Nein zu sexueller Gewalt: Puppenspiel “Ich will das nicht” besucht Christian-Andersen-Schule in Hünfeld

30. Juni 2016
HÜNFELD

Wenn Grenzen überschritten sind, führt das zu einem flauen Bauchgefühl. Das zeigte Puppenspieler Andreas Wahler gestern den Christian-Andersen-Schülern. Sein Stück „Ich will das nicht“ greift das Thema sexuelle Gewalt auf – und soll die Grundschulkinder ermutigen, „Nein!“ zu sagen.
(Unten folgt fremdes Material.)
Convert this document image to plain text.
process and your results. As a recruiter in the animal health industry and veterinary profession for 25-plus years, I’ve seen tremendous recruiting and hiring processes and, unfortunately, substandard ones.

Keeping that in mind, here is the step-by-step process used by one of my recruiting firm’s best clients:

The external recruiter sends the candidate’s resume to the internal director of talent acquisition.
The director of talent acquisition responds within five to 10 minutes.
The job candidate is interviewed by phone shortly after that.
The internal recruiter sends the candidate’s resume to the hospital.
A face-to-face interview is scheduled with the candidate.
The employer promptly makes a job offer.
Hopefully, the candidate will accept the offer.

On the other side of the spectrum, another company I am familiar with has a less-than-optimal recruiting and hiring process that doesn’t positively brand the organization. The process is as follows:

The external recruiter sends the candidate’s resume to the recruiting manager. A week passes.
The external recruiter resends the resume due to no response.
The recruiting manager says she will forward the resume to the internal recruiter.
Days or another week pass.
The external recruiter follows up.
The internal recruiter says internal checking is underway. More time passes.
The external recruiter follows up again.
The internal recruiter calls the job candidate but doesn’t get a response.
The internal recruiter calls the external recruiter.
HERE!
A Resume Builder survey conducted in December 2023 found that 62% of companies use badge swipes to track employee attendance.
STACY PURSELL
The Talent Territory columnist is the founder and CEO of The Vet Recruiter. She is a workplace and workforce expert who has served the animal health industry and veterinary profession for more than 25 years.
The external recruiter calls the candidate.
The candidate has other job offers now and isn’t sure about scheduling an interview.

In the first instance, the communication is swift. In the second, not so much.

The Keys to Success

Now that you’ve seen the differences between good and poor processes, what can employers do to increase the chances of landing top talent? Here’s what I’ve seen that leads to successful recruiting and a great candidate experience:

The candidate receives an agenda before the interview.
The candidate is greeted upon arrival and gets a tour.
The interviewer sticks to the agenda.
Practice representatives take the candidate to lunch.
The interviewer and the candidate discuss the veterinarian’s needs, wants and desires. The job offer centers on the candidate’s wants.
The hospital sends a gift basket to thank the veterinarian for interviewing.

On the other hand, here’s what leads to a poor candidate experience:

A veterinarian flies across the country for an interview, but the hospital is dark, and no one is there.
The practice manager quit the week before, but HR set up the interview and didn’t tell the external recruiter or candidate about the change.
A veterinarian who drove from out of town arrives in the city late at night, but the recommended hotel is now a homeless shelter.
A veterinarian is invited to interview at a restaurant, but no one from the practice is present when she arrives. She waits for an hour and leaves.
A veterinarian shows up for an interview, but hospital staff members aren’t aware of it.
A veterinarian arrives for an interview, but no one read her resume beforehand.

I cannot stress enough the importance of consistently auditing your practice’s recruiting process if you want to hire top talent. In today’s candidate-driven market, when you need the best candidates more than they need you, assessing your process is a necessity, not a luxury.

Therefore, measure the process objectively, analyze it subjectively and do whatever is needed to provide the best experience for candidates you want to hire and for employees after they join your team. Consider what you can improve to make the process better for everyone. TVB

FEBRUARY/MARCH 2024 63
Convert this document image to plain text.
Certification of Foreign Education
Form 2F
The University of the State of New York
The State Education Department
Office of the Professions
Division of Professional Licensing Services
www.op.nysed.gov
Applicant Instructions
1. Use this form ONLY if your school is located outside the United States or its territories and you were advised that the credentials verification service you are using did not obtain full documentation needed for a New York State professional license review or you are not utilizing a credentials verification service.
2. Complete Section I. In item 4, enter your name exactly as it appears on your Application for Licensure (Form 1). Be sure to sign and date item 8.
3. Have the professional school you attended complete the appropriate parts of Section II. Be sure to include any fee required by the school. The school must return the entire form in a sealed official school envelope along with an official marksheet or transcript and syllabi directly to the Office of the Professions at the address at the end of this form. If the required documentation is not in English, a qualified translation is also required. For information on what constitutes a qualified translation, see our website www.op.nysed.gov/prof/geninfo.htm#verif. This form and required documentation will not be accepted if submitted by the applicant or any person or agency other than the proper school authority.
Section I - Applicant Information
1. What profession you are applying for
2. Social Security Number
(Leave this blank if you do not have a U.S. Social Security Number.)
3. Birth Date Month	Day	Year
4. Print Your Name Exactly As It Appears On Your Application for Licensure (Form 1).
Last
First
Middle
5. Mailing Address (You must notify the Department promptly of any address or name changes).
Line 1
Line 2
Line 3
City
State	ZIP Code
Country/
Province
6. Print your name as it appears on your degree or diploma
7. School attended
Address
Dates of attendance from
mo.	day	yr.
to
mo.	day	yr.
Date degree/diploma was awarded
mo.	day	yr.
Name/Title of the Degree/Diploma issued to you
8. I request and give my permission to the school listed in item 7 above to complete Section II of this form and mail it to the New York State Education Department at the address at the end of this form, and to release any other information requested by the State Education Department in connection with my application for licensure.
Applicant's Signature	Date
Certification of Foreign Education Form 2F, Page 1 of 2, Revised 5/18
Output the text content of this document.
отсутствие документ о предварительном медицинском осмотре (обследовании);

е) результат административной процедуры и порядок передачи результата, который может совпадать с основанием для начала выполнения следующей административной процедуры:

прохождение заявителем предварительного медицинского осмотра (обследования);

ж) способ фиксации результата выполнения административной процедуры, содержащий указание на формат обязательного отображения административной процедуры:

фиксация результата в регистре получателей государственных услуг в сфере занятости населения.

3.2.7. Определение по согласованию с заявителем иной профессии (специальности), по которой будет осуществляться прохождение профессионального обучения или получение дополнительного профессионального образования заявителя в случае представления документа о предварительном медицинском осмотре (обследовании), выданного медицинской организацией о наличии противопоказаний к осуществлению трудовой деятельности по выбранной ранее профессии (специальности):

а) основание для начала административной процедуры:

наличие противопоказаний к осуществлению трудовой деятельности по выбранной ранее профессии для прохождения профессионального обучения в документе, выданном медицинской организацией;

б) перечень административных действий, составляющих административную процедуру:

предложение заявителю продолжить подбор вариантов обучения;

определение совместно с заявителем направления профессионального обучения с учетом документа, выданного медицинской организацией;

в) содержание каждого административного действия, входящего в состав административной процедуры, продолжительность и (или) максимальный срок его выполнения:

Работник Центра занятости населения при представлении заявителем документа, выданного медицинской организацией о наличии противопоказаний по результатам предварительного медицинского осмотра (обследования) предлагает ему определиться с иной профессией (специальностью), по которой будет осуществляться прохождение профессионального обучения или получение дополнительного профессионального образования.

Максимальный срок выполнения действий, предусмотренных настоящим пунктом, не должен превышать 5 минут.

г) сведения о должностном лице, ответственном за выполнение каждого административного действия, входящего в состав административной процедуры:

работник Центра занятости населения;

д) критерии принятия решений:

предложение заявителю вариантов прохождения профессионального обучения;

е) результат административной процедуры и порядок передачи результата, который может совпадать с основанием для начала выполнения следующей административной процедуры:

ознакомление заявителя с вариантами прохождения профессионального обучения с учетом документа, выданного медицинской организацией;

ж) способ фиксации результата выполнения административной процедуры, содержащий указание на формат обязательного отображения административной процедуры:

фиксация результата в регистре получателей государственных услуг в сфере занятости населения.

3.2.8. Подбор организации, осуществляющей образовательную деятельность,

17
Von unserem Redaktionsmitglied Ricarda Dieckmann

Tapsi ist verängstigt. Ein Gespenst hat das Katzenkind in der Nacht heimgesucht. Das wollen ihr Bruder und Mutter aber nicht glauben. Immerhin: Kater Jacky, einem Freund der Familie, scheinen Tapis Sorgen nicht egal zu sein. Er hat sogar eine Lösung parat. Mit einem Zauber will der Kater das Gespenst fernhalte. „Du musst aber erst die Zauberkräfte aktivieren. Streichel mir mal den Bauch“, fordert er Tapsi auf. Verunsichert folgt sie der Bitte. Hauptsache, der Geist lässt sich nicht wieder blicken! „Das ist aber unser Geheimnis, sonst wirkt der Zauber nicht“, schärft Jacky ihr ein.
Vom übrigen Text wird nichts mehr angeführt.